Seymour Papert, the inventor of the Logo computer language and author of Mindstorms: Children, Computers, and Powerful Ideas.
Alan Kay, whom many have called the father of the personal computer, now an Apple Fellow with Apple Computer.
Sherry Turkle, professor of sociology at MIT and author of The Second Self: Computers and the Human Spirit, which looks at relationships that people form with computers.
Robert Tinker, Chief Science Officer at the Technical Education Research Centers in Cambridge, who specializes in the application of technology to education.
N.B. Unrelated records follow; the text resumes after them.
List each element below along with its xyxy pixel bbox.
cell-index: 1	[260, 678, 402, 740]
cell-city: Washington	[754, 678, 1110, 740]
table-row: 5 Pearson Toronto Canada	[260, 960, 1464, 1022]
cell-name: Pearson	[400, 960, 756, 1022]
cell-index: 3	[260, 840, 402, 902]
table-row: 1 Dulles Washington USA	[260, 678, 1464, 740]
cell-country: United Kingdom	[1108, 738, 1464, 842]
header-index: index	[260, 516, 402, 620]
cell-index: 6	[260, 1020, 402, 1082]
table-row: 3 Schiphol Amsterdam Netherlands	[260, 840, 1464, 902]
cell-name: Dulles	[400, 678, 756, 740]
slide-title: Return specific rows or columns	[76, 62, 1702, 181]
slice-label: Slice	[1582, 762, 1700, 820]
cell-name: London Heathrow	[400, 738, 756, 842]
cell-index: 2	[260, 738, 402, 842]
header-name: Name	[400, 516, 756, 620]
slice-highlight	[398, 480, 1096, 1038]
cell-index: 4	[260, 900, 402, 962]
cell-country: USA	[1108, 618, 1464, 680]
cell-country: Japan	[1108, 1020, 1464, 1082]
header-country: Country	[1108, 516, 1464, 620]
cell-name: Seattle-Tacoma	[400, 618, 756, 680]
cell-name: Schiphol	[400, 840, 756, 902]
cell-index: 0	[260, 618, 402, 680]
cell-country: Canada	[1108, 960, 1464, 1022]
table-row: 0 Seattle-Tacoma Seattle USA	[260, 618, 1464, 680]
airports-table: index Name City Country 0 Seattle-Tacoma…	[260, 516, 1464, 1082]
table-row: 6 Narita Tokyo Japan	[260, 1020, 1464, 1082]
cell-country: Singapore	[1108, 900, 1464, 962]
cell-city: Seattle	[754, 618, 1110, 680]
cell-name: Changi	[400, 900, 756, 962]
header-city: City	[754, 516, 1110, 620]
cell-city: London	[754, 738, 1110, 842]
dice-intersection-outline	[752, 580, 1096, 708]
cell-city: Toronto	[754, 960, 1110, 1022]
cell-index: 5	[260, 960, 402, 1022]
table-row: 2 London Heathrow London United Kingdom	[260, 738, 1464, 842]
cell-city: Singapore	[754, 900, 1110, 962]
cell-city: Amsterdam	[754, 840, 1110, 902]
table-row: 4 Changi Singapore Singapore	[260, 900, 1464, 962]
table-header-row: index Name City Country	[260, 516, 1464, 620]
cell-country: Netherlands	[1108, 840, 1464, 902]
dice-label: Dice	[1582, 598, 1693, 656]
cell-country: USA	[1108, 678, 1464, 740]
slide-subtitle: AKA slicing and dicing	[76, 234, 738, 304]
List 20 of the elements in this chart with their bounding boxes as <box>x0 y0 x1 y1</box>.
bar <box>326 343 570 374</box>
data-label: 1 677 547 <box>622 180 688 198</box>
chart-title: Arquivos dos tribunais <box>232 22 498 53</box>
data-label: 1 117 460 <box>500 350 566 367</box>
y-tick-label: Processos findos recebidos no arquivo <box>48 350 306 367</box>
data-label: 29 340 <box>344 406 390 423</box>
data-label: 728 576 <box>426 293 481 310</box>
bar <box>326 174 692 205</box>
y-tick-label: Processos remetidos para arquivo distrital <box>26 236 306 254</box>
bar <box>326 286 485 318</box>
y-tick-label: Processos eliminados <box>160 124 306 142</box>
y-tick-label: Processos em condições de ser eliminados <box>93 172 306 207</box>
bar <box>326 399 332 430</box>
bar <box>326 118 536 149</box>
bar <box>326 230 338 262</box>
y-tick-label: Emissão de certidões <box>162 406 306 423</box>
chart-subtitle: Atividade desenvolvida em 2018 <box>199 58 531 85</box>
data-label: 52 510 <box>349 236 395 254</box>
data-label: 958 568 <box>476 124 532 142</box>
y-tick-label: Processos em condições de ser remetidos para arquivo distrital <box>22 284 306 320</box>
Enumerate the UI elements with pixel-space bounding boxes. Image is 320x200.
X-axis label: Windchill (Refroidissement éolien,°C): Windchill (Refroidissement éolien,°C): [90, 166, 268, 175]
Alan November, one of the five educators nationwide chosen as the first Christa McAuliffe Educators in 1988.

FACILITATORS:

Thomas Malone and Margaret Caudill for The Institute for the Study of Human Knowledge.
Thomas Malone is Patrick J. McGovern Professor of Management at the MIT Sloan School of Management.
Margaret Caudill, M.D., is an internist at Deaconess Hospital, Boston, and Hitchcock Clinic, Nashua, New Hampshire, and an Instructor in Medicine at Harvard.